During the sentencing in McMurdie’s chambers, she struggled through tears to explain her feelings.

“They shot him in the back. He didn’t do anything to deserve this. The memory of that night will never leave me. No one should ever be killed in their own home or watch someone they love die,” she said.

But that’s exactly what she experienced on Aug. 22, 2006, when four teens in a car were looking for a few quick bucks from an armed robbery or home invasion, according to prosecutors. The teens saw 47-year-old Michael Jencsok standing in the driveway of his home in the 5000 block of East Paseo Way and, thinking he was on the phone to police, shot him in the back.

The trigger man, Deon Powell, now 20, is serving a life sentence for first-degree murder.

Last week, Andre McKee, now 19, was sentenced to 17 years in prison, for second-degree murder.

And Jessica Zambrano, now 21, the driver who never left the car and cooperated with the authorities, is serving a 10-and-a-half-year sentence for manslaughter.

When police questioned Morton, now 19, he quickly confessed and told police about the other three in the car that night and agreed to cooperate.

But when the trial of McKee grew closer, Morton got what his attorney, Michael Bresnehan, called “wobbly feet,” and declined to be interviewed by county attorneys.

“He had a genuine concern for his safety, and he still does now,” Bresnehan said.

Morton spoke briefly before being sentenced.

“I didn’t want nobody to get hurt that night.

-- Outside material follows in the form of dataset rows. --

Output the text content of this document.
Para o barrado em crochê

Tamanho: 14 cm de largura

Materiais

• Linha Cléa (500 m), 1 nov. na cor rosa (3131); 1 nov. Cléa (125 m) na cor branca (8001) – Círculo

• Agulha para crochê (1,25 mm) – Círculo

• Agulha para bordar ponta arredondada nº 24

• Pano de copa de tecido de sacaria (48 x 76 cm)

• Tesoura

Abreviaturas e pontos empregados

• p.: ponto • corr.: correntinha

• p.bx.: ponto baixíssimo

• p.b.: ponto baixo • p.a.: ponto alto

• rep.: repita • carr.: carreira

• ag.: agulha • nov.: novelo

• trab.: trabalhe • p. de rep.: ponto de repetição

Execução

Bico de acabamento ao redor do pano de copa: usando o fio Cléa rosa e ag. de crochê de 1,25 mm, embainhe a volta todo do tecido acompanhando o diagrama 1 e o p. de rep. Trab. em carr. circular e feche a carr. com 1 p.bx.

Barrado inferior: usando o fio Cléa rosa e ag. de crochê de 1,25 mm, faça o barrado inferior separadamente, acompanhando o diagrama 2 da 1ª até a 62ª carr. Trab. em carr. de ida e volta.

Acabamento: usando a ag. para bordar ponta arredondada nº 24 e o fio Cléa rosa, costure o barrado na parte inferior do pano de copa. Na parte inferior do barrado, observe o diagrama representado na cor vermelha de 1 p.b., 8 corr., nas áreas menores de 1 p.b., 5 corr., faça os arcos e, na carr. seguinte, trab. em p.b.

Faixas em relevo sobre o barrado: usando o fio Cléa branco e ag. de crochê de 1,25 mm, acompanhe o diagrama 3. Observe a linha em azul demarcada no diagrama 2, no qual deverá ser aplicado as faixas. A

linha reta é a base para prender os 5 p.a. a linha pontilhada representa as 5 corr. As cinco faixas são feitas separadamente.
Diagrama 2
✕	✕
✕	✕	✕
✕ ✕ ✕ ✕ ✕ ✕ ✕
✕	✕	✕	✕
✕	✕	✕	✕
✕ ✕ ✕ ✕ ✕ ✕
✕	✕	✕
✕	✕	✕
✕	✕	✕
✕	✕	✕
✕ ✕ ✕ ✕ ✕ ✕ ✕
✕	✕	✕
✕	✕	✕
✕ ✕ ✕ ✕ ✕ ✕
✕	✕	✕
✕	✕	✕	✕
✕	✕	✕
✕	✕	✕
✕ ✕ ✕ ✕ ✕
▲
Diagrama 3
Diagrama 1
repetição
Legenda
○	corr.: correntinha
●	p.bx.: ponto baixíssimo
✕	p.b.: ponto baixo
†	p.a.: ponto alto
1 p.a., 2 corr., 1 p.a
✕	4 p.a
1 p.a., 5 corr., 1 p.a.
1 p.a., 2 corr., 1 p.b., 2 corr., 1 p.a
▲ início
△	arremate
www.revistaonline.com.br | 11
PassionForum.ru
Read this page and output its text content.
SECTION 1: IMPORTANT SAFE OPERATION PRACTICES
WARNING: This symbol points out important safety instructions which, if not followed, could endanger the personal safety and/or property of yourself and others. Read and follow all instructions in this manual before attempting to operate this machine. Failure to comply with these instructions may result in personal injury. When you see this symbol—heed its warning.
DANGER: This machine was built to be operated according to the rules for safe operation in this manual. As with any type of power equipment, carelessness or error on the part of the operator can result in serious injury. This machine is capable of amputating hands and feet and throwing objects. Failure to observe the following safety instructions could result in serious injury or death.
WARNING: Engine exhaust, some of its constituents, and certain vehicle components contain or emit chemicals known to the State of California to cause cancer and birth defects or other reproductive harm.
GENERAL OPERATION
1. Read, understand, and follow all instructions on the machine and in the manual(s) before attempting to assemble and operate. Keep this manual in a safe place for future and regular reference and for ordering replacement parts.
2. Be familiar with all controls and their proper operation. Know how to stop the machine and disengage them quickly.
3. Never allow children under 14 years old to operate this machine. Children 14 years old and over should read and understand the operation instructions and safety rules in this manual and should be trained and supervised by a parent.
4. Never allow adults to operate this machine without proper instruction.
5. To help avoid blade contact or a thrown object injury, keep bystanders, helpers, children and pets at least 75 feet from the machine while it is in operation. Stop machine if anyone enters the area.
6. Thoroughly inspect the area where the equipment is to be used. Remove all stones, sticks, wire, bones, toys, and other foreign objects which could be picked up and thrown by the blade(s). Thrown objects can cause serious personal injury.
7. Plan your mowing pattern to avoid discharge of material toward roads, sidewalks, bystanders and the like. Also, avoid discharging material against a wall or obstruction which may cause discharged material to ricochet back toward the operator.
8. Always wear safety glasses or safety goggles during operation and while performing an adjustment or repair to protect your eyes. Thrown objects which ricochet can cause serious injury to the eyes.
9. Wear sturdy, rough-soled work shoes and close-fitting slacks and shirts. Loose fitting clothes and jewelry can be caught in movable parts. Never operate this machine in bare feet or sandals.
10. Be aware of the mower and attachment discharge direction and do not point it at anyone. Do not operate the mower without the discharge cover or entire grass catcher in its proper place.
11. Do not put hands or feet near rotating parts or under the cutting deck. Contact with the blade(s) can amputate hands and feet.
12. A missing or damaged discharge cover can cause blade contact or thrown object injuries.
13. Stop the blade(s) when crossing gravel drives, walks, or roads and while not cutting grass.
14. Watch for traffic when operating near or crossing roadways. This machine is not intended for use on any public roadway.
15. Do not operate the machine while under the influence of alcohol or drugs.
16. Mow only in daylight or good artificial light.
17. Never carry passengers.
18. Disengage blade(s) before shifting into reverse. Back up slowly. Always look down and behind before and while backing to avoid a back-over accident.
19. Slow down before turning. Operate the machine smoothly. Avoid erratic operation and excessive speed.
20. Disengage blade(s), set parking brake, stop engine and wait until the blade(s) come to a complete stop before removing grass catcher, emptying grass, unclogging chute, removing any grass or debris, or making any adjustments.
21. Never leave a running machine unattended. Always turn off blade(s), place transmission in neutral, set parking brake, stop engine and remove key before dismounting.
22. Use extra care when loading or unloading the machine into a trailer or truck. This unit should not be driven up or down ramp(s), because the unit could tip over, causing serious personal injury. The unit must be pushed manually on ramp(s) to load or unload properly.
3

I’m honestly sorry,” Morton said. “I wish I could do more.”

McMurdie said he was shocked at the idea of the sanctuary of a home being violated by the teens. He was also disappointed that Morton was reluctant to cooperate with authorities and testify against McKee as required by the plea agreement.

When McMurdie announced the sentence, Morton sat quietly and closed his eyes for a moment.

Morton will have spent more than half of his life behind bars when he is released sometime in 2026.